Driving along the border highway between Dushanbe and Khorog last year, this reporter witnessed young soldiers coming up to vehicles and asking for bread.


“When I visited my grandson at his military unit, I saw soldiers who could hardly walk from hunger and were wearing threadbare uniforms,” said pensioner Darvesh Jaborov. “ I thought, how can an army like this protect Tajikistan?”


With so many young men reluctant to serve, military enlistment officials struggle to achieve conscription targets, and increasingly break the law to try and do so.


Enlistment of underage soldiers is a common violation. Vasiddin, from Shokhmansur, has been forced to go into hiding because a local policemen had been trying to draft him. Vasiddin’s mother said the officer had told her that “he would catch our son and give him hell, and then send him to the army, even though he is not yet 18”.


Recruitment officers also frequently seize army-age men from the streets or literally drag them out of their beds, rarely bothering to issue a summons, which the law requires them to do.


Other illegal practices include buying conscripts from policemen and families.


And there have been instances when police have sold conscripts they’ve rounded up to rich businessmen who use them as unpaid labour.


“We all thought my neighbour’s son was serving in the army, but then we found that he was building a house with other boys for a Tajik [oligarch], and only received poor food in return,” said a Dushanbe resident.
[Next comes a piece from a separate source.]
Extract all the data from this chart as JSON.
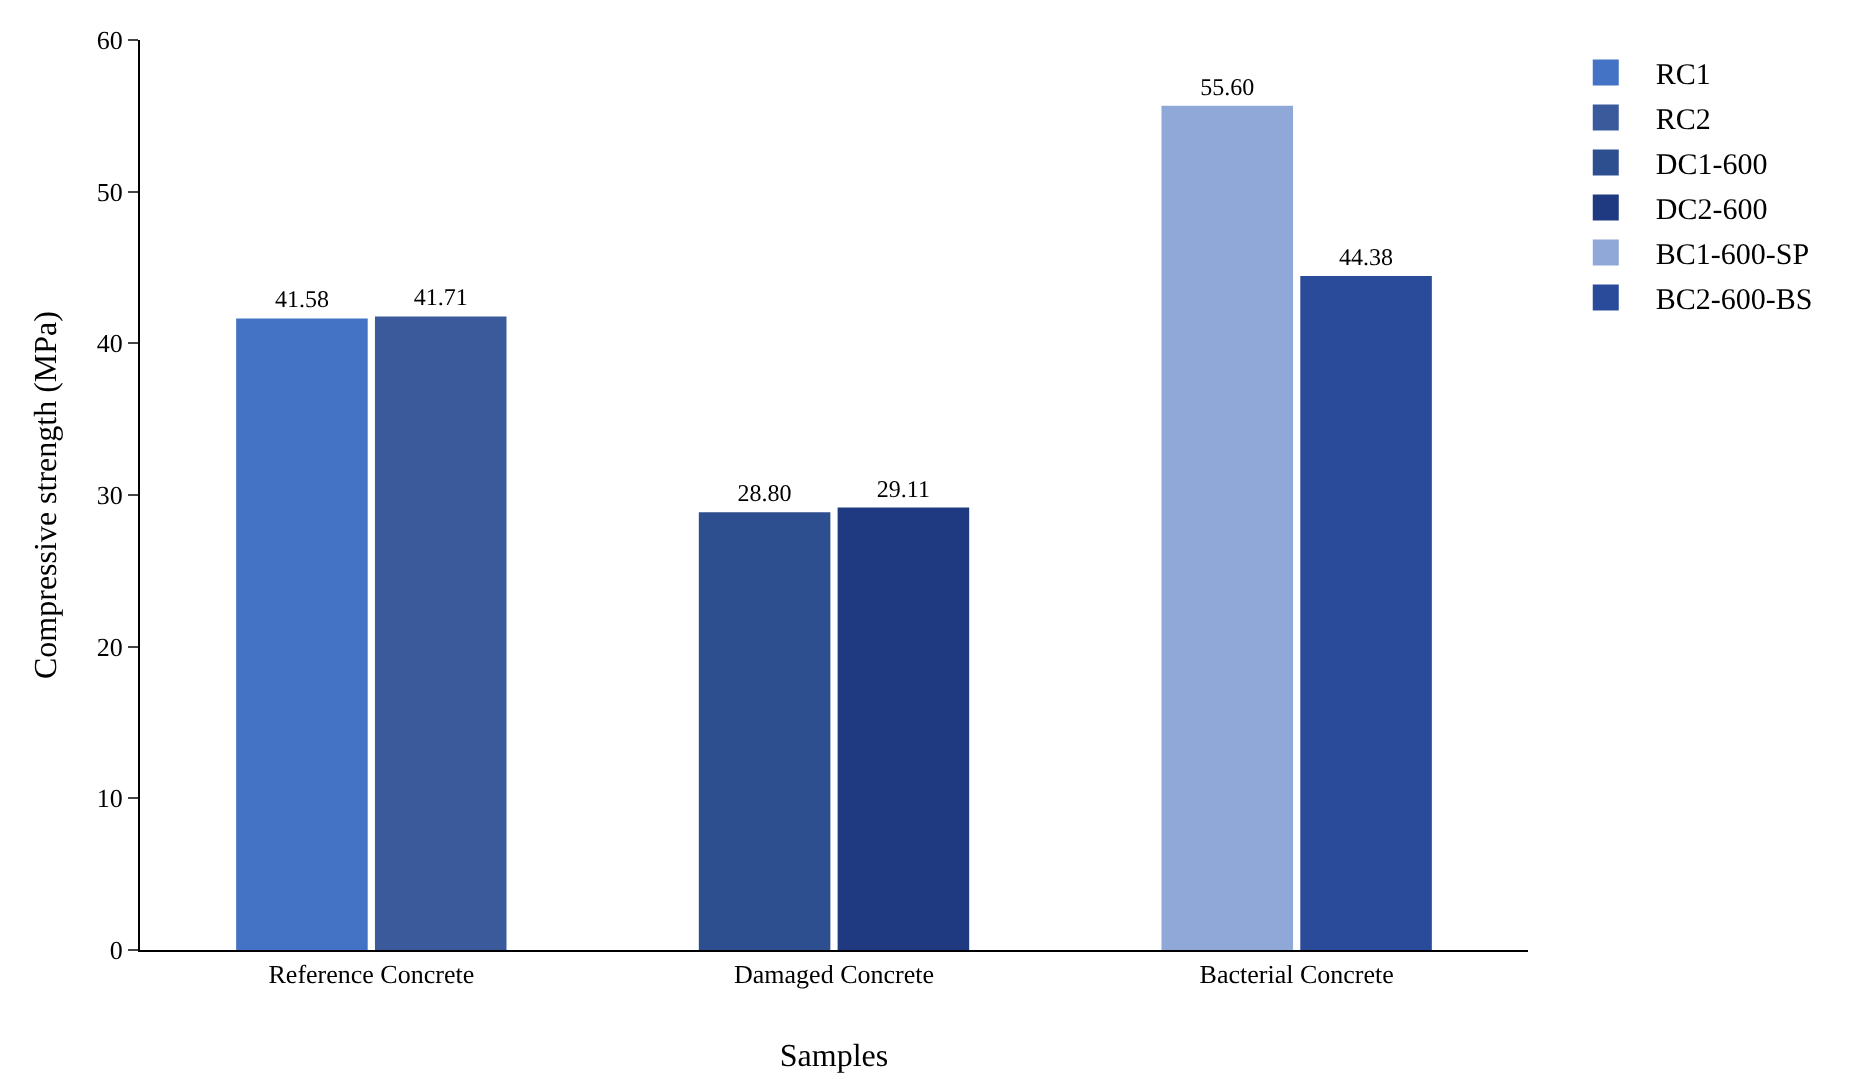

In another disturbing case, enlistment officers drafted two mentally-ill boys, promising their mother that they would pay her 50 US dollars a month for each. She protested when she wasn’t paid and was subsequently accused by the authorities of selling her children.


Conscription abuses appear to have created a climate of fear among families with teenage sons.


Malika Jaliliova, a Dushanbe resident, told IWPR, “ Every night, I wake up, fearful that a military car might drive into the yard to take away my student son.”


The authorities are now attempting to crackdown on enlistment violations, sacking nine senior military officials so far this year for such offences.


In one of the most recent cases, an army court convicted Lieutenant-Colonel Rashid Khojaev from Faizabad of abuse of power, after two of his subordinates brutally beat a man for trying conceal the whereabouts of his son.


Gulnora Amirshoeva is an IWPR editor in Dushanbe. Some of the names of interviewees have been changed to protect their identity.